Ralph Lauren announced Tuesday that it will close its flagship store on Fifth Avenue and 55th Street, citing falling revenue and rising rents. As reported by the New York Times, the company, which opened this location in 2014, plans to reorganize by investing more in their online stores. Keeping afloat a business on New York City’s most expensive shopping strip is not a problem unique to Ralph Lauren; Kenneth Cole, Juicy Couture, and H&M have also recently closed their doors. Soaring rents, plus a drop in tourism, has lead to an increase in vacant space along Fifth Avenue.
While rents continue to skyrocket for a square foot of retail space on Fifth Avenue, with an average asking price almost $2,900 per square foot, these companies also have to deal with e-commerce and fewer tourists to spend money in their brick-and-mortar stores.
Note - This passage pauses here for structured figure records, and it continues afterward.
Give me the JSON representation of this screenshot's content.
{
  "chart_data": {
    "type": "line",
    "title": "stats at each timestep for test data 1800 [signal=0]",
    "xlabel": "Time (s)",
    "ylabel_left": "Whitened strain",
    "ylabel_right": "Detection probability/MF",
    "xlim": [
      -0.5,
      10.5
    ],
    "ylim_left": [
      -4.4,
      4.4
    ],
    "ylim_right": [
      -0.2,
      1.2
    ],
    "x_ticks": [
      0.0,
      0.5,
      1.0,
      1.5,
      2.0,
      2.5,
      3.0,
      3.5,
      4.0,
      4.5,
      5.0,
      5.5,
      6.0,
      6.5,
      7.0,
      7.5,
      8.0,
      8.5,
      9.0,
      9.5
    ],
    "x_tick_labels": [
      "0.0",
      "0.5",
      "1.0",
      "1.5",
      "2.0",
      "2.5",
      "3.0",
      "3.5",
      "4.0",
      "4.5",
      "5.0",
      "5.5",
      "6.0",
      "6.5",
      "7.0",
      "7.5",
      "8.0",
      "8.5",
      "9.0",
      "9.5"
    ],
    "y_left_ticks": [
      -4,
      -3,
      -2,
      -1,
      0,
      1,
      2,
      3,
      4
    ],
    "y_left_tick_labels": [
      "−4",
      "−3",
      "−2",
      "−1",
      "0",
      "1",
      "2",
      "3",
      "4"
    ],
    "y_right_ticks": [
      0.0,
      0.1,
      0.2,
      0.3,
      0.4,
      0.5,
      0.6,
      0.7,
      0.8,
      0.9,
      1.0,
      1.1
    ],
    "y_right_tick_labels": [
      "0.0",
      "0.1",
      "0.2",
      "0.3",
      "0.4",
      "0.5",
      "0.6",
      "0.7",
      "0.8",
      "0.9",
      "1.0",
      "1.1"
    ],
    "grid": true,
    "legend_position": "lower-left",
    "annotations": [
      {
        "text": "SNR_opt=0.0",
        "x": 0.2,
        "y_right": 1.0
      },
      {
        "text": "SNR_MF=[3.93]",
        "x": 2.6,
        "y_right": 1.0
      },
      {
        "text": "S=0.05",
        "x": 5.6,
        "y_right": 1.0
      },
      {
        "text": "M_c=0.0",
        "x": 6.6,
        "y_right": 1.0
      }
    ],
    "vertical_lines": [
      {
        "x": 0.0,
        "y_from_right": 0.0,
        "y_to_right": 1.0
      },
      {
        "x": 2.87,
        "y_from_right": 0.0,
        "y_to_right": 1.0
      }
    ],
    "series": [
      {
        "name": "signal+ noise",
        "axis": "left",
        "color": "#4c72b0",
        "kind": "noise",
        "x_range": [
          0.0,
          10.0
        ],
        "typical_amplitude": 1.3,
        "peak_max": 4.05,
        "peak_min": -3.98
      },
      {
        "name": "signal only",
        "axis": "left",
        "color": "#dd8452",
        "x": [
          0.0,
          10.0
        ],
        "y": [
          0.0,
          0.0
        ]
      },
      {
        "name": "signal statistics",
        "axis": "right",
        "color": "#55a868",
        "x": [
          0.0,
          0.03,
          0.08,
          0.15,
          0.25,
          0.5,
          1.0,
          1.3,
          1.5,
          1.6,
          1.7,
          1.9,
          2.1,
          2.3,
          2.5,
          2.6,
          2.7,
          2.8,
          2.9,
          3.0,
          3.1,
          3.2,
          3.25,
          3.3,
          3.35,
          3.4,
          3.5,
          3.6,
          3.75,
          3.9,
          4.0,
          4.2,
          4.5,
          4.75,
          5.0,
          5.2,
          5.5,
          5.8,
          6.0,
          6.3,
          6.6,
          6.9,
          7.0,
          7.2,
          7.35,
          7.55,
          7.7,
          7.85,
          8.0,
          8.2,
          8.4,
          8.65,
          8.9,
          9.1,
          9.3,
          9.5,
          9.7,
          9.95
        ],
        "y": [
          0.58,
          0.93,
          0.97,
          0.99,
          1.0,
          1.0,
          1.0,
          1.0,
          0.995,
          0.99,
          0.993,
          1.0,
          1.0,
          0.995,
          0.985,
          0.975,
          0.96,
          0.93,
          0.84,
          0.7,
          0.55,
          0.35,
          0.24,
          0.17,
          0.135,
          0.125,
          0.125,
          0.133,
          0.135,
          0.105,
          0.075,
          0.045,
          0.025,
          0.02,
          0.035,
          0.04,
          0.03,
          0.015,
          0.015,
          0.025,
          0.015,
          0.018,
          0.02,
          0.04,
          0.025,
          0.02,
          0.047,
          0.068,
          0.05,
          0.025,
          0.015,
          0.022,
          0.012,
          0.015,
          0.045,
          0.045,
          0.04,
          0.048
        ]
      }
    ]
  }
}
According to the Times, “From 49th to 60th Streets, the availability rate of leases — one gauge of turnover — reached 15.9 percent at the end of last year, up from 6.1 percent five years earlier.” Plus, as 6sqft previously learned, New York City officials expected a drop in tourism from foreigners after President Trump first announced his travel ban, a decline for the first time in seven years. This could play a significant role in the city’s overall economy, as foreign tourists tend to spend more than domestic travelers.
Shares of Ralph Lauren fell nearly 4.5 percent, closing at $77.74 on Tuesday, the biggest same-day drop in two months. In the most recent quarter, Ralph Lauren’s total revenue fell more than 12 percent to $1.7 billion and the company has cut 1,000 jobs and also plans on closing 50 stores by the end of this fiscal year.
Closing the flagship store comes after an announcement in February that chief executive Stefan Larsson was leaving the company, due to “creative differences.” Larsson’s job included leading the company’s reinvention by focusing on more creative designs that would be produced faster. Ralph Lauren’s Polo store officially closes April 15, but its seven other stores in the city remain open.